Expression switch feedback

Brian Goetz brian.goetz at
Sun Apr 8 16:17:57 UTC 2018

> 3. break "Green"???

Once we let go of the fact that WE as teachers have to learn something 
new, I think this actually gets easier to teach, because it is exactly 
like something else in the language we already know and have no problem 
with.  Here's how I'd teach it: by comparison to "return".

Return takes two forms:

     return "Green";

The former is allowed in a void method or lambda and is an error in a 
value-bearing one.  The latter is an error in a void method or lambda 
and allowed in a value-bearing bearing one.  This isn't even a little 
bit confusing.

Now, your students don't know about how it used to be.  So you'll tell 
them break is like return:

  - return stops executing a method (or lambda expression)
  - break stops executing a switch
  - if the method yields a value, return must provide one
  - if the method yields no value, return must not provide one
  - if the switch yields a value, break must provide one
  - if the switch yields no value, break must not provide one

This is even simpler than it is now (because the same rule works in 
multiple places), and, if presented sensibly, no one will ever think 
twice about it.  As a teacher, you should be rejoicing at this.

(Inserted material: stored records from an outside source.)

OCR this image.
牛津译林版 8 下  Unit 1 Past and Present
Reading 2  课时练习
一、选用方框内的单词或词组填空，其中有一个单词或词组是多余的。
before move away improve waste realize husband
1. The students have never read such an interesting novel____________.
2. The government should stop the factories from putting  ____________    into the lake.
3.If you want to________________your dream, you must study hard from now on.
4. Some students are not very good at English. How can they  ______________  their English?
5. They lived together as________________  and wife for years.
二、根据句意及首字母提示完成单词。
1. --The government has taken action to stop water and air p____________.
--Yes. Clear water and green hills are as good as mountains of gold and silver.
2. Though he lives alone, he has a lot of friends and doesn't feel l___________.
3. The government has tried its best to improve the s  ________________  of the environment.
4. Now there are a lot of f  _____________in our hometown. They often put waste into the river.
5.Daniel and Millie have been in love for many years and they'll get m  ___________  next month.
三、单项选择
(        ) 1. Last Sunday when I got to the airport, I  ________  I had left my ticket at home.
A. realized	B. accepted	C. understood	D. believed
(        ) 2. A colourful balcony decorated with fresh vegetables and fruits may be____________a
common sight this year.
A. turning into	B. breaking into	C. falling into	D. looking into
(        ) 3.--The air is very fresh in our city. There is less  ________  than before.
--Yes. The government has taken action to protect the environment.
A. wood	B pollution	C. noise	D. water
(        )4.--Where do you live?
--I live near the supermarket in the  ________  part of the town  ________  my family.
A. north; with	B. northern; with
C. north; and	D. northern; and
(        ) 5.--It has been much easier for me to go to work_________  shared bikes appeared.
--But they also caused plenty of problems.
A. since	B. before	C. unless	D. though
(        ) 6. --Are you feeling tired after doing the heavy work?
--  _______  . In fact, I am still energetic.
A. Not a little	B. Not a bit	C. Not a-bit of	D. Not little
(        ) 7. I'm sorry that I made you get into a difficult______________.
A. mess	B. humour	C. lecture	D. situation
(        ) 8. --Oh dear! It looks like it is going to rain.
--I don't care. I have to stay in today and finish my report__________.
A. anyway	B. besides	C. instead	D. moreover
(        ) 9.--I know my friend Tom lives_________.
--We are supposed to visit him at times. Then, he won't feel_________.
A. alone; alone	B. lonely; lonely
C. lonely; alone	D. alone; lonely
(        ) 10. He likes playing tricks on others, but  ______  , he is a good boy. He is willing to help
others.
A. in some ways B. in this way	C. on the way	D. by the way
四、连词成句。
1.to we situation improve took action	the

I place a lot of value on the language being approachable and 
teachable.  But as teachers, its very easy to be biased by the challenge 
of _us_ having to learn new stuff too -- not only learning the new 
features, but learning new ways of teaching.  But of course it's not 
about us, its about the students, so "but we'll have to learn new ways 
of teaching" should be a total zero in the calculus.

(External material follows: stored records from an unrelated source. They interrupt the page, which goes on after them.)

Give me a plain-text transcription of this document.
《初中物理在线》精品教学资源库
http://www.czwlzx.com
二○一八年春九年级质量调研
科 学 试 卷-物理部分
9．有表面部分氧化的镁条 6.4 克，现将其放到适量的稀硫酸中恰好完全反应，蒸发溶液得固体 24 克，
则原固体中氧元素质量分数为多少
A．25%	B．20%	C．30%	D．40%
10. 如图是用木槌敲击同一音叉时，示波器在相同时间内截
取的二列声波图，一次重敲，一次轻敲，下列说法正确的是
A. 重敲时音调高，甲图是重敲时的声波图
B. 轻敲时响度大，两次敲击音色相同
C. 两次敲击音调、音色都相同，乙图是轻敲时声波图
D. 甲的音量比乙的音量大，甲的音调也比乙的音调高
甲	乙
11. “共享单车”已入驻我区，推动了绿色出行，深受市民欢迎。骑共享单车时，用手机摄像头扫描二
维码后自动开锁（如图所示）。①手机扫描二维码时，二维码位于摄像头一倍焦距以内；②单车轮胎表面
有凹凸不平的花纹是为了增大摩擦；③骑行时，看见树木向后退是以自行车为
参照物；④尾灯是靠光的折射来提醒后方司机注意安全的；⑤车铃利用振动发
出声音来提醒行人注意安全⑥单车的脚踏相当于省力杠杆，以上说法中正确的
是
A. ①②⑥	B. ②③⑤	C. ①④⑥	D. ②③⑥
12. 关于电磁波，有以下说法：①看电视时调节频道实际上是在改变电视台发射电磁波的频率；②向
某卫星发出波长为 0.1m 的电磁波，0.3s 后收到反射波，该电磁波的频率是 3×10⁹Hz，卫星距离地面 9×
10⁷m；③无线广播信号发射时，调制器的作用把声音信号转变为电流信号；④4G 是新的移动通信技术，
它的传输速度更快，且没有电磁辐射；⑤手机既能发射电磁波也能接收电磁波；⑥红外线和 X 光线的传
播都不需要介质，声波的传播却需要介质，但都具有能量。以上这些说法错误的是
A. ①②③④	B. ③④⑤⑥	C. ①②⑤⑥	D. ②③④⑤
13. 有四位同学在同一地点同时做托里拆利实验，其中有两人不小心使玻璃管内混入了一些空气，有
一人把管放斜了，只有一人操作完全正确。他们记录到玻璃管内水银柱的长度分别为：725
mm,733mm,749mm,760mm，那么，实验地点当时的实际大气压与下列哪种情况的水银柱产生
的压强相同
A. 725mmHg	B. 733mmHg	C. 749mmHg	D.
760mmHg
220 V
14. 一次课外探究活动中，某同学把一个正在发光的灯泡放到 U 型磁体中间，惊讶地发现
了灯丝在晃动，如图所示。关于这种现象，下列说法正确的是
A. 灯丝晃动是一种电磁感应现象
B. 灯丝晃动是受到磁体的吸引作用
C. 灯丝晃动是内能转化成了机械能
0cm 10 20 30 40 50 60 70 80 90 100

There's not a right answer here; there's only tradeoffs, and there's 
room for lots of subjective preferences.  But, the "euww, it's 
different" reactions are the least helpful in navigating the tradeoffs.  
Things like "break green" look weird for about the first ten seconds.  
(No one thought the current lambda syntax looked natural at first, 
either.)  That ten seconds represents a very small fraction of our 
programming or teaching careers, but seems to take a disproportionate 
bandwidth in our discussions....

> My strong recommendation would be to leave statement switch alone.

This isn't an option, but I could see how you could arrive at this idea 
if you thought the main goal was expression switch".  Yes, what we're 
delivering _first_ is the expression support, but that's not the end 
goal -- the end goal is pattern matching.  And "leaving switch statement 
alone" means that switch statement doesn't get support for patterns, so 
that's a non-starter -- we'll have to upgrade switch _anyway_, unless we 
want four constructs.  So what you're really suggesting is "change 
switch _and_ also make a new construct for multi-way conditional 
expressions" in preference to upgrading switch in two dimensions.  (That 
may be a sensible path, but is not as simple as "leave it alone" makes 
it sound.)

In any case, your feedback of "please reconsider whether a separate 
multi-conditional expression construct might be preferable" is taken, 
and we will continue to think about it.

Anyway, going back to my weekend now.